Carnets de terrain




En arrivant au cimetière, j’ai souvent l’impression que les lieux sont déserts. Il faut que le regard s’habitue aux silhouettes disséminées dans l’espace, entre les pierres tombales. De manière générale chacun·e fait sa petite cuisine, s'occupe de l'espace qui a été attribué à sa ou son défunt·e, avec concentration et attention. Une danse d'individus où les différentes solitudes se côtoient, se sentent mais sans forcément se regarder. Il y a des personnes pour lesquelles s’est devenu un rituel hebdomadaire, elles croisent parfois d’autres habitué·es et échangent sur leur quotidien, le temps, la vie. Il y a aussi des personnes qui rentrent, se dirigent d’un pas décidé vers une tombe, y restent quelques instants et repartent. Je me sens parfois un peu déplacée avec mon appareil photo à capturer des hérissons en résine, à apprécier l’ambiance des lieux, le calme, face à des personnes qui viennent se recueillir, parfois avec une souffrance visible sur leur corps. Et en même temps j’ai envie d’échanger avec elles, de les connaître, de parler de la perte, de la mort, de ces chagrins parfois si solitaires et profonds. Alors, j'imagine des stratégies pour en approcher certaines et parler de leurs rituels, de leur histoire.
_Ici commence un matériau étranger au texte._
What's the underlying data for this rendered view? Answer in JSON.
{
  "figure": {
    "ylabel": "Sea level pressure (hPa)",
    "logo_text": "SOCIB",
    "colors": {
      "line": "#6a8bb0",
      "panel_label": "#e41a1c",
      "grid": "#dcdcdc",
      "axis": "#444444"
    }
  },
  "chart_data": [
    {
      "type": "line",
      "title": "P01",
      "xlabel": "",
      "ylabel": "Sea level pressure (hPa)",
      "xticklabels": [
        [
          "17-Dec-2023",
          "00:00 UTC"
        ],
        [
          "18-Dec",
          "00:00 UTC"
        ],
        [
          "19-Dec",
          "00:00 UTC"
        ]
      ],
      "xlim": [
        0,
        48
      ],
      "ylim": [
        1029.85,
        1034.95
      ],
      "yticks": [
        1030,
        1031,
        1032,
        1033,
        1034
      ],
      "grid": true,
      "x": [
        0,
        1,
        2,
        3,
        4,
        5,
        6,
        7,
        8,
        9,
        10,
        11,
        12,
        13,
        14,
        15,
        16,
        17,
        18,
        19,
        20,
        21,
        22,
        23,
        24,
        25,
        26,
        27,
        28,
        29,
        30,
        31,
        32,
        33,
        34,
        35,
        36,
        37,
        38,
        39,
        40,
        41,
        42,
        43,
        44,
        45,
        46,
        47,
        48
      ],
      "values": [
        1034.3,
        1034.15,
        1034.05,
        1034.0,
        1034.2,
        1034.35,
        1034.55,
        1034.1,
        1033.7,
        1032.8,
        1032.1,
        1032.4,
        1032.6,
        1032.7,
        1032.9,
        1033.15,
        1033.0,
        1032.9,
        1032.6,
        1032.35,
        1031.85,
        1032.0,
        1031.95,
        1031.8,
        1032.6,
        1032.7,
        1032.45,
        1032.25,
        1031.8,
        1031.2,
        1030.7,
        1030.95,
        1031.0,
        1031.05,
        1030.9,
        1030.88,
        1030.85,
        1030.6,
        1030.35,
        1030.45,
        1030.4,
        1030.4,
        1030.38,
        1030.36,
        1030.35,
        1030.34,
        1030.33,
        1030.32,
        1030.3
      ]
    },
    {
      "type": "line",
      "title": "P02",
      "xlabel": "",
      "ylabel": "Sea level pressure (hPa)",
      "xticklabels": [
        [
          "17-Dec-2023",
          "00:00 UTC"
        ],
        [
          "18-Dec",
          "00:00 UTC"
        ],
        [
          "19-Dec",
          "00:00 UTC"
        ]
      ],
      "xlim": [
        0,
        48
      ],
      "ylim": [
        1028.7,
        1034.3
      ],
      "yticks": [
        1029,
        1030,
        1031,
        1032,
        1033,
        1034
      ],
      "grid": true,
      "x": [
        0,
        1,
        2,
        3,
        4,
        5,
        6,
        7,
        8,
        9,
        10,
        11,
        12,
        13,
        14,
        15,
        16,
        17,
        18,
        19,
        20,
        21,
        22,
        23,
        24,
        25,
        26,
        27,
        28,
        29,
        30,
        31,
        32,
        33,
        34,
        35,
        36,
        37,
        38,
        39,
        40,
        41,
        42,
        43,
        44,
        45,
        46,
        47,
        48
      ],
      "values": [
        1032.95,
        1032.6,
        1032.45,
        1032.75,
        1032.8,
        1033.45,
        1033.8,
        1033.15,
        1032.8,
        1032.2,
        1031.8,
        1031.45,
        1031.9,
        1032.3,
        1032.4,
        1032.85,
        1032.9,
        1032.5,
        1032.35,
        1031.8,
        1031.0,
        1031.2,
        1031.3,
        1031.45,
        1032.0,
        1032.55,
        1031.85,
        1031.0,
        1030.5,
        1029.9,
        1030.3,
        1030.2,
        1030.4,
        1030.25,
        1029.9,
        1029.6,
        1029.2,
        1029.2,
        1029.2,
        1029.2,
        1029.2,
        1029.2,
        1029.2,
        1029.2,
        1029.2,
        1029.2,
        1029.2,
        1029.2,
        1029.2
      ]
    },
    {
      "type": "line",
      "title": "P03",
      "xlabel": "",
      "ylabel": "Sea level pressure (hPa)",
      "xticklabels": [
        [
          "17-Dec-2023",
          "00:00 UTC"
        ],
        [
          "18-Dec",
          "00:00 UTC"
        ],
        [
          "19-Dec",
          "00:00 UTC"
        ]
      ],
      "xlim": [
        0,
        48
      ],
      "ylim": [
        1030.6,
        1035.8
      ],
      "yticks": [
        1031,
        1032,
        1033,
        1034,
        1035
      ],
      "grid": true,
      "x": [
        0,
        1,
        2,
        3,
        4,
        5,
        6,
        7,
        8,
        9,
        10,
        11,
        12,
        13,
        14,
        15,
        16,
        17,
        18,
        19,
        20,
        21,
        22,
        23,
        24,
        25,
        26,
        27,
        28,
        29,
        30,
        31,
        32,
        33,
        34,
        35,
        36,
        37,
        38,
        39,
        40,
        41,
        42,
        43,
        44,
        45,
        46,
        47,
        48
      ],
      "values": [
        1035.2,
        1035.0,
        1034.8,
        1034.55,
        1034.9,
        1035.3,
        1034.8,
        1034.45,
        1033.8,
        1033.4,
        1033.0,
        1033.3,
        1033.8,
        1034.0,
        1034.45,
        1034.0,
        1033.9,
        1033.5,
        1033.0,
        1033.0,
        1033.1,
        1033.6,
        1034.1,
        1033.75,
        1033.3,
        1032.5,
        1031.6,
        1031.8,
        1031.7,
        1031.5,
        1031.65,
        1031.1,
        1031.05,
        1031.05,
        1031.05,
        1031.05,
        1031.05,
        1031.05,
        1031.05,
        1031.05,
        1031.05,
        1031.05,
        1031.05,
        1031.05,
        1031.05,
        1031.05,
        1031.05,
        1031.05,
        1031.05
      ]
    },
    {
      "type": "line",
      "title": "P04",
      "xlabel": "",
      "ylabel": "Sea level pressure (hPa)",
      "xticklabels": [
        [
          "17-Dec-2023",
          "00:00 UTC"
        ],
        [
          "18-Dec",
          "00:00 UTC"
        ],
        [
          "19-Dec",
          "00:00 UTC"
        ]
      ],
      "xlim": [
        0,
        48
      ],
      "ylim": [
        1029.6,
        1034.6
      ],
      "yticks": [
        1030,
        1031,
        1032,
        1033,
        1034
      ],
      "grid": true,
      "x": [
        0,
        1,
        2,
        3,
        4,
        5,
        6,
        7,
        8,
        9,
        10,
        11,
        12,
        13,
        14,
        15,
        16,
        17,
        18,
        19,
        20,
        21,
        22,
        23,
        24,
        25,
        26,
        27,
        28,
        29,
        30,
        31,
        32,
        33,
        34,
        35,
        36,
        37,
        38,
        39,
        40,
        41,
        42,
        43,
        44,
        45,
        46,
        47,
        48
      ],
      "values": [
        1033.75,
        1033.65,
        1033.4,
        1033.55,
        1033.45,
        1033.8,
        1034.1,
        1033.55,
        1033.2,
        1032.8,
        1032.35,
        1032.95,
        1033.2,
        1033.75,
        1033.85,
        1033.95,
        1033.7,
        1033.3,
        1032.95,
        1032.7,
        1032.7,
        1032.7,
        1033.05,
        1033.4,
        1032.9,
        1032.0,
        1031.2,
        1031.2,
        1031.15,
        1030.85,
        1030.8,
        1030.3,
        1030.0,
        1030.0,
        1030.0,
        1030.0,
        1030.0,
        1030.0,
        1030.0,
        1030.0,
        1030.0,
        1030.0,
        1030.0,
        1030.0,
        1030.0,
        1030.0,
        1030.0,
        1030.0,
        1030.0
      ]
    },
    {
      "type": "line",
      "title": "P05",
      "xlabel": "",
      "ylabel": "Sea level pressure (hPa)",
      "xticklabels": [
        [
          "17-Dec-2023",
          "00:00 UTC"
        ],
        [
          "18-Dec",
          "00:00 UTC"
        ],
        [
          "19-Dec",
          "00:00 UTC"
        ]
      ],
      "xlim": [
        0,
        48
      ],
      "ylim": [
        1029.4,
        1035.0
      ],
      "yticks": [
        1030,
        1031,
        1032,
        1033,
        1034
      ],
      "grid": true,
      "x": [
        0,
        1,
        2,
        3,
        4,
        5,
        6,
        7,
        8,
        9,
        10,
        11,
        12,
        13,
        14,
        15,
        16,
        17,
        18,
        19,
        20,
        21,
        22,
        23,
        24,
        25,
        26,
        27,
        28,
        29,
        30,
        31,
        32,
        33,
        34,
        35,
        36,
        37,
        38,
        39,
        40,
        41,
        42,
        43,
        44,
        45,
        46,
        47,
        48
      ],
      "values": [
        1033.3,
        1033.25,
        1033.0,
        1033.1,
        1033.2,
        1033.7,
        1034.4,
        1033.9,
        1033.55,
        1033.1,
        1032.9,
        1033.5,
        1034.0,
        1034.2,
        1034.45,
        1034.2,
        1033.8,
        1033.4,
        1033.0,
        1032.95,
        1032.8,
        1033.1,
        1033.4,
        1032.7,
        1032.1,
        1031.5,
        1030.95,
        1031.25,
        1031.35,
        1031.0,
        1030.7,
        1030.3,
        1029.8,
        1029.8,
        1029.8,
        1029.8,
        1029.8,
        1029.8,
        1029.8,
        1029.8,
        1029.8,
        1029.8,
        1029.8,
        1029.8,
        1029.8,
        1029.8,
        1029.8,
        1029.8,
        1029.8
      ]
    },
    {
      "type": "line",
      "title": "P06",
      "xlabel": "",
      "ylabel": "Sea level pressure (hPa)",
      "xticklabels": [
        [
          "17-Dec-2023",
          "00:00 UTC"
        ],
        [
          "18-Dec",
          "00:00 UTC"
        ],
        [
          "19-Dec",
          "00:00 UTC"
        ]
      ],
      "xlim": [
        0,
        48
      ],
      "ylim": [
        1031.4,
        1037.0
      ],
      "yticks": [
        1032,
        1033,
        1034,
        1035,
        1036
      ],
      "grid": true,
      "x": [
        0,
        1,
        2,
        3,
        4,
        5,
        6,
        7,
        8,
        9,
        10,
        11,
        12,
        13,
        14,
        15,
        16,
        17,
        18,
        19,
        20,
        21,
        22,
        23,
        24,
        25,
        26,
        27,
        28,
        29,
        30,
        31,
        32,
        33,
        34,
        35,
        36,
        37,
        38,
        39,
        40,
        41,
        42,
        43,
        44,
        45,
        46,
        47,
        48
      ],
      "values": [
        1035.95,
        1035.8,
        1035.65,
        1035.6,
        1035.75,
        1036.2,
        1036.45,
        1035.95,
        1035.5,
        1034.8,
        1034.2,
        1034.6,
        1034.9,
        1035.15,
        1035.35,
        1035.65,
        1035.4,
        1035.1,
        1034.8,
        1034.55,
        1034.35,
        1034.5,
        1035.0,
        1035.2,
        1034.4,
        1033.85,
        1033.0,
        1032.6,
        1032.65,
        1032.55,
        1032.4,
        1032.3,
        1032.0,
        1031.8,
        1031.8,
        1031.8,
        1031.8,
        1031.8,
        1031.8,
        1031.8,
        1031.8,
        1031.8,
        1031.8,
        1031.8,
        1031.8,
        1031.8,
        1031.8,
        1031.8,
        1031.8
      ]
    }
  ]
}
Je tente un bonjour discret, un sourire, et si la personne répond franchement, je pose une question logistique, pratique ou je partage un commentaire sur le temps, les fleurs ou les arrosoirs. De temps en temps, les personnes me posent également une question et je me dis que si je venais tous les jours, je finirais par faire partie de cette communauté, j'aurais également mes habitudes. Il faudrait organiser des apéritifs pour les proches des mort·es enterré·es, particulièrement dans les moments difficiles symboliquement, un vin chaud à Noël, à Nouvel an.